CareDx, Inc., based in Brisbane, California, is a molecular diagnostics company focused on the discovery, development and commercialization of clinically differentiated, high-value diagnostic surveillance solutions for transplant patients. The company has commercialized AlloMap®, a gene expression test that aids clinicians in identifying heart transplant patients with stable graft function who have a low probability of moderate/severe acute cellular rejection. CareDx is also pursuing the development of additional products for transplant monitoring using a variety of technologies, including AlloSureTM, its next-generation sequencing–based test to detect donor-derived cell-free DNA after transplantation. For more information, please visit: www.CareDx.com.

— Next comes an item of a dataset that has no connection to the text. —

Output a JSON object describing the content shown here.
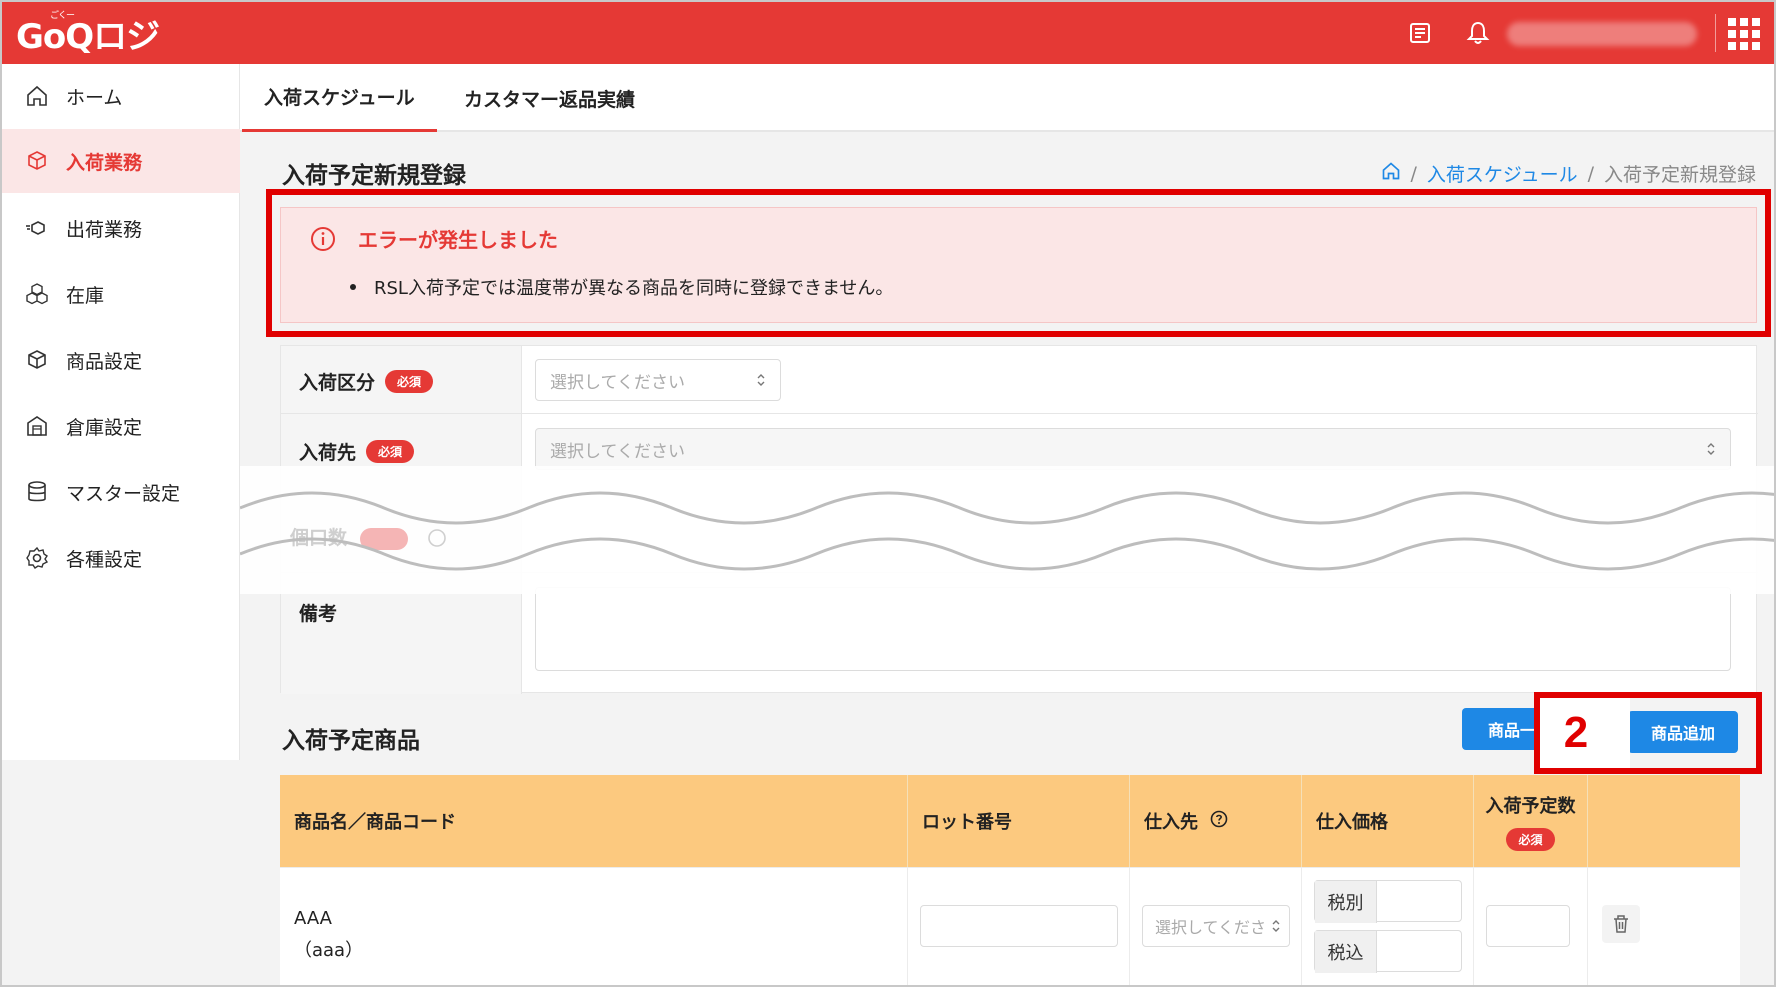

Forward Looking Statements
In addition to the historical information, this press release contains forward-looking statements with respect to our business, research, development and commercialization efforts and anticipated future financial results. These forward-looking statements are based upon information that is currently available to us and our current expectations, speak only as of the date hereof, and are subject to numerous risks and uncertainties, including risks related to our ability to complete the acquisition or realize the anticipate benefits of the transaction. These factors, together with those that are described in our filings with the SEC, including the Annual Report on Form 10-K for the fiscal year ended December 31, 2015 filed by us with the SEC on March 29, 2016, may cause our actual results, performance or achievements to differ materially and adversely from those anticipated or implied by our forward-looking statements. We expressly disclaim any obligation, except as required by law, or undertaking to update or revise any such forward-looking statements. Our results for the most recent reporting period are not necessarily indicative of our operating results for any future periods.